Bale bereitet mit Bauerntrick vor
Zurück sehe ich noch, wie Bale nach einer kurzen Ecke die türkische Abwehr narrt und einfach an der Außenlinie aufs Tor zuläuft. Von dort passt er zurück und ein Waliser kann freistehend zur Entscheidung einschießen. Vor dem endgültigen Abpfiff gibt es noch ein ordentliches Handgemenge und Herumschubsen im walisischen Fünfmeterraum, nach dem der Schiedsrichter ein paar gelbe Karten verteilt. Dann ist Schluss und Wales steht nach dem 2:0-Sieg bei vier Punkten. Das könnte unter Umständen bereits für das Weiterkommen reichen. Die Türkei muss hoffen, durch einen Sieg im letzten Gruppenspiel gegen die Schweiz noch als Dritter ins Achtelfinale einzuziehen.
Kampf um Platz drei
Doch die Schweiz braucht selbst die Punkte, denn gegen Italien haben die Eidgenossen rein gar nichts zu bestellen und stehen jetzt bei einem Punkt und einem Torverhältnis von -3 (in Worten: minus drei). Ein Unentschieden im letzten Spiel wird definitiv zu wenig sein. Das Spiel selbst sehe ich mal wieder im Fraktal, wo ich vor dem eingeschalteten Fernseher nur zwei halbgetrunkene Bierhumpen finde. „Nick kommt sicher noch runter“, beruhigt mich Karla, die Barkeeperin. Oben bin ich schon Radio Jason begegnet, den das Loch im Kopf sichtlich gedämpft hat. „Bier darf ich trinken, aber keine Schnäpse mehr.“
Ronaldos Pressekonferenz
Esterhazy kommt herunter. „Hast du heute Ronaldo gesehen?“ „Nein, habe ich nicht. Aber du meinst wohl gestern.“ „Nein, heute, bei der Presskonferenz. Hast du das gesehen?“ „Nein, habe ich nicht, was für eine Pressekonferenz?“ „Die über das Spiel gestern. Hast du es gesehen?“ „Nein, habe ich nicht.“ „Hast du nicht gesehen?
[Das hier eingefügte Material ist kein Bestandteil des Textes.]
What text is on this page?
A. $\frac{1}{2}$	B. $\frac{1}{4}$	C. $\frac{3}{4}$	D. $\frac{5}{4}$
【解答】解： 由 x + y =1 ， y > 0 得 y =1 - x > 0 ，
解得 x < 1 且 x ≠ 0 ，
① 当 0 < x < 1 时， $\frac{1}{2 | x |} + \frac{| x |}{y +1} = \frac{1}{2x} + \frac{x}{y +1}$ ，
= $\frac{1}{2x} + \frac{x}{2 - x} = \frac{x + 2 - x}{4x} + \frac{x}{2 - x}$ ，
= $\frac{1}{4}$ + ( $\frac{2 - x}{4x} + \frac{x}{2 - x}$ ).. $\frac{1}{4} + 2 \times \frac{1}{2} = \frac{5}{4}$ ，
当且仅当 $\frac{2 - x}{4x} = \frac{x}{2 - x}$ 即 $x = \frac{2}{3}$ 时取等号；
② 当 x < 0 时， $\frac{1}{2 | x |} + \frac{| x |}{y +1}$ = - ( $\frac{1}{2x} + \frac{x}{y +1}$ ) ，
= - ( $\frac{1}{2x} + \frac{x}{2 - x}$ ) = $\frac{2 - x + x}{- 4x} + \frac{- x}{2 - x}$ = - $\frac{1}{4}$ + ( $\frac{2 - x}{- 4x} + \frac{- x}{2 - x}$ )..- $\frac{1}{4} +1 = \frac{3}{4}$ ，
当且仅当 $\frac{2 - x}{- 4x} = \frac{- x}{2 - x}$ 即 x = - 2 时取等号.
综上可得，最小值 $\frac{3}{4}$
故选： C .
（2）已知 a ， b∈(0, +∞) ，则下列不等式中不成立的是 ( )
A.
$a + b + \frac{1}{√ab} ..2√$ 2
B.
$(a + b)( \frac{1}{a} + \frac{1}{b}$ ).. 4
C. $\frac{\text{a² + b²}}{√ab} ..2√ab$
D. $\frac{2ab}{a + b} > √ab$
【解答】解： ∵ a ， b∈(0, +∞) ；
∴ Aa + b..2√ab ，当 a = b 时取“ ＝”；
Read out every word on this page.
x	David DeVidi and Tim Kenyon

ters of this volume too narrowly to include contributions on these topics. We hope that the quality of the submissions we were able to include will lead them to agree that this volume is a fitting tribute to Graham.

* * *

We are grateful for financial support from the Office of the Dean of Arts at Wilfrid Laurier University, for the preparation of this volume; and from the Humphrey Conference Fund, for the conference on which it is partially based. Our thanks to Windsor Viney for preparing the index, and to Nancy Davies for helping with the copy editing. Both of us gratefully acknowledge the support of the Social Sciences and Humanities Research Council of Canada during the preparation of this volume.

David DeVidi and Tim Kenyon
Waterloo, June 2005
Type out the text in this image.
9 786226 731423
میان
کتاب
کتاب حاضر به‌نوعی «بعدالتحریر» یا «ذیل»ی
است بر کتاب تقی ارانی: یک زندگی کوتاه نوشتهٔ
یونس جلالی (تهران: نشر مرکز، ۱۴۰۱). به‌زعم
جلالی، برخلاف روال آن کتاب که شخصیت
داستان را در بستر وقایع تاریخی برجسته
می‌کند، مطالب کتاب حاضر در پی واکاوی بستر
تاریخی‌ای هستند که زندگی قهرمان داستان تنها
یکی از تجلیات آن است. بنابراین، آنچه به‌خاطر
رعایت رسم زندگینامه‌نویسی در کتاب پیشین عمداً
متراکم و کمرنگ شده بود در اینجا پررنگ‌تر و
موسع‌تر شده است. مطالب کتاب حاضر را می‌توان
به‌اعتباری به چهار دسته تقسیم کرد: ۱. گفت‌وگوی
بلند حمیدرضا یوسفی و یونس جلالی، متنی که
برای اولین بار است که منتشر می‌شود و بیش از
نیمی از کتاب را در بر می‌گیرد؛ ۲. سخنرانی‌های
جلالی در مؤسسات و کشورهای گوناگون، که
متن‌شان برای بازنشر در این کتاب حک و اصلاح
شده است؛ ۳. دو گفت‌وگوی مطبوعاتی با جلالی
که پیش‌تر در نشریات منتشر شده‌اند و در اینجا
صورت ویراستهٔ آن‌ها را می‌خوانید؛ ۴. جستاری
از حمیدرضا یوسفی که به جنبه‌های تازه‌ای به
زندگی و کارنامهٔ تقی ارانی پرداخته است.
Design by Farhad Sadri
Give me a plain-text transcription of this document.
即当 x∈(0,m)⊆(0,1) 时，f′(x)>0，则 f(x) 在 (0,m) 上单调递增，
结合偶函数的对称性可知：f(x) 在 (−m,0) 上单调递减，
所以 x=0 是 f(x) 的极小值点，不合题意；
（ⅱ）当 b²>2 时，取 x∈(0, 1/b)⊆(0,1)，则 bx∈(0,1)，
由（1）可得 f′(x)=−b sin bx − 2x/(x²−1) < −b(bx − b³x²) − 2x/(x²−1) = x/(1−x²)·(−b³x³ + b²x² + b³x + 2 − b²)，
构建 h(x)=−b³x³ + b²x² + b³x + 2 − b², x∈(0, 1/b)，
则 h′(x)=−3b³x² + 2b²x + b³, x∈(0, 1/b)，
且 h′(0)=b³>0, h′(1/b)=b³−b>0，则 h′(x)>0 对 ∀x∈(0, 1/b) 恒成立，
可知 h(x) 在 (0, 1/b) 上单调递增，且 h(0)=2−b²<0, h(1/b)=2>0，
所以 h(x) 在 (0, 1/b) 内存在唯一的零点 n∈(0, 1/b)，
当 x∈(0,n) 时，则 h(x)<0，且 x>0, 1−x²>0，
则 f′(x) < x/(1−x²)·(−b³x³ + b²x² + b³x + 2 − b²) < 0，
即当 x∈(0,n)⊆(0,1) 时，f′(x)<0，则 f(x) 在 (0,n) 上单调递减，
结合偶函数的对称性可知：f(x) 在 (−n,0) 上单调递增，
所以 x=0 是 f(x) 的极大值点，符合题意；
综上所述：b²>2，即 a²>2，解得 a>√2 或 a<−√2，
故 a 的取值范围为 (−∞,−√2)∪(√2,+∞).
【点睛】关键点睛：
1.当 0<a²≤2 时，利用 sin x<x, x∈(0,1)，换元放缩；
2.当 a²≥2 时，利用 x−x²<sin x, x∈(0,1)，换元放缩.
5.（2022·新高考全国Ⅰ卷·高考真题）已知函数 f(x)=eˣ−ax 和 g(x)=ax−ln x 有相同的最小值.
Er setzt sich da so hin, vor ihm stehen zwei Flaschen Coca Cola. Hast du das gesehen?“ „Nein, das habe ich nicht gesehen.“ Ich kann immer noch nicht erkennen, was daran so erzählenswert ist und warte geduldig, bis Esterhazy auf den Punkt kommt. „Ronaldo setzt sich hin, nimmt die beiden Flaschen und stellt sie beiseite. Hast du es gesehen?“ „Nein.“ Ich kenne Esterhazys Marotten noch nicht so gut und lasse ihn in seinem Tempo zum Punkt kommen. „Er stellt die zwei Flaschen beiseite.“ „Aha, er stellt also die beiden Flaschen beiseite.“ „Verstehst du, da stehen zwei Coca Cola Flaschen vor ihm und er stellt sie beiseite. Dann sagt er, ich trinke keine Cola, ich trinke nur Wasser.“ „---“ „Danach ist der Kurs von Coca Cola um zehn Milliarden gefallen.“ So so, denke ich, da ich aber darauf nicht wie gewünscht reagiere, erzählt mir Esterhazy die Geschichte nochmals, bis in Rom Chiellini nach einem Eckball, bei dem sich zwei Schweizer Verteidiger behindern, ein Tor schießt. Ekstatische Freude auf der italienischen Bank. Esterhazy kommentiert: „Italien ist sehr gut, für mich sind sie Favorit.“ Dann geht er hinauf, vielleicht eine rauchen.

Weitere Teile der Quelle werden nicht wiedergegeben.